One other unabashed political theatre production deserves a brief mention. Wesley Savick, director of Boston Playwright's big IRNE winner, Kate Snodgrass' "The Glider" and professor of theatre at Suffolk University, assembled a young cast to present an 80 minute freeform exploration drawn from the writings of activist historian Howard Zinn. Playing at BPT through June 5 the resulting theatre piece, entitled "Shouting Theatre In A Crowded Fire," pays tribute to the Group Theatre's "Waiting for Lefty" from the '30s and more extensively to the Living Theatre of the late '60s. Savick tries to find a current form of political expression for these fledgling actors. The result is inconclusive at best, with perhaps too much of the author/directors frustrations combined with the facile attitudes of his cast. Everyone's heart is in the right place, and the times are out of joint. Perhaps, buoyed by Zinn's leftist optimism, this show is a declaration by Savick that he intends to continue trying to find the current equivalent to the energy that earlier ensembles found in socially disturbing times. It's a fitful start, but almost the only one in town. Although the two shows above were effective, neither contains any call to action. It may be time for the theatre to move in that direction as well.

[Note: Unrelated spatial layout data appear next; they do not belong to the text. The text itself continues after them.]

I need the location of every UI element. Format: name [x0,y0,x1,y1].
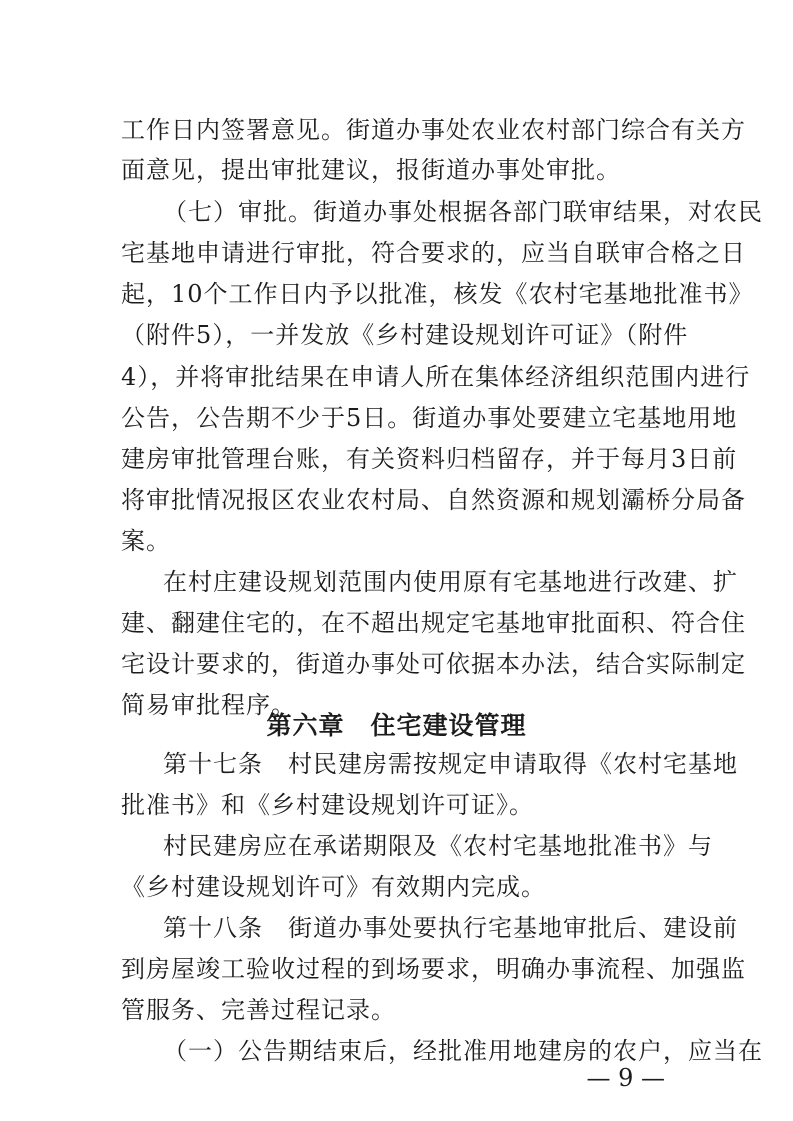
article-line: 第十八条 街道办事处要执行宅基地审批后、建设前 [163,914,738,942]
page-number: — 9 — [586,1064,665,1092]
paragraph-line: 建房审批管理台账，有关资料归档留存，并于每月3日前 [121,445,738,473]
paragraph-line: 将审批情况报区农业农村局、自然资源和规划灞桥分局备 [121,486,746,514]
article-line: 到房屋竣工验收过程的到场要求，明确办事流程、加强监 [121,955,746,983]
paragraph-line: 案。 [121,527,171,555]
paragraph-line: （附件5），一并发放《乡村建设规划许可证》（附件 [121,321,689,349]
chapter-heading: 第六章 住宅建设管理 [266,711,527,740]
paragraph-line: 简易审批程序。 [121,691,296,719]
paragraph-line: 工作日内签署意见。街道办事处农业农村部门综合有关方 [121,116,746,144]
article-line: 批准书》和《乡村建设规划许可证》。 [121,791,534,819]
paragraph-line: 面意见，提出审批建议，报街道办事处审批。 [121,156,621,184]
article-line: 管服务、完善过程记录。 [121,996,396,1024]
paragraph-line: 4），并将审批结果在申请人所在集体经济组织范围内进行 [121,363,751,391]
paragraph-line: （一）公告期结束后，经批准用地建房的农户，应当在 [163,1037,763,1065]
article-line: 第十七条 村民建房需按规定申请取得《农村宅基地 [163,750,738,778]
paragraph-line: 宅基地申请进行审批，符合要求的，应当自联审合格之日 [121,239,746,267]
paragraph-line: 建、翻建住宅的，在不超出规定宅基地审批面积、符合住 [121,609,746,637]
paragraph-line: 公告，公告期不少于5日。街道办事处要建立宅基地用地 [121,404,738,432]
paragraph-line: （七）审批。街道办事处根据各部门联审结果，对农民 [163,198,763,226]
paragraph-line: 宅设计要求的，街道办事处可依据本办法，结合实际制定 [121,650,746,678]
paragraph-line: 起，10个工作日内予以批准，核发《农村宅基地批准书》 [121,280,754,308]
paragraph-line: 村民建房应在承诺期限及《农村宅基地批准书》与 [163,832,713,860]
paragraph-line: 在村庄建设规划范围内使用原有宅基地进行改建、扩 [163,568,738,596]
paragraph-line: 《乡村建设规划许可》有效期内完成。 [121,873,546,901]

And down on the Cape this month at W.H.A.T., Gip Hoppe is premiering former Labor Secretary and erstwhile political candidate, Robert Reich's "Public Exposure", a political sex-comedy of sorts. The hour-long romp features Robert Kropf as a conservative talk show host contemplating running for president, Stacy Fischer as his former lover, a conservative pundit, and award-winning Laura Latreille, back down from Canada, as a plastic surgeon's before-and-after success story. Thereˆïs more than a bit of Hoppe in this version of the script. Out in Provincetown for June, John Buffalo Mailer, is premiering "Crazy Eyes", a post 9/11/02 thriller involving a Wall Street guy feeling macho who abducts a Palestinian-American he suspects of being a terrorist. Reich's play is amusing at least; Mailer Jr.s, despite his own theatrical career, is at best overwrought. But both indicate the changed tastes of the summer community out on the Cape, even if neither is liable to change anything substantial.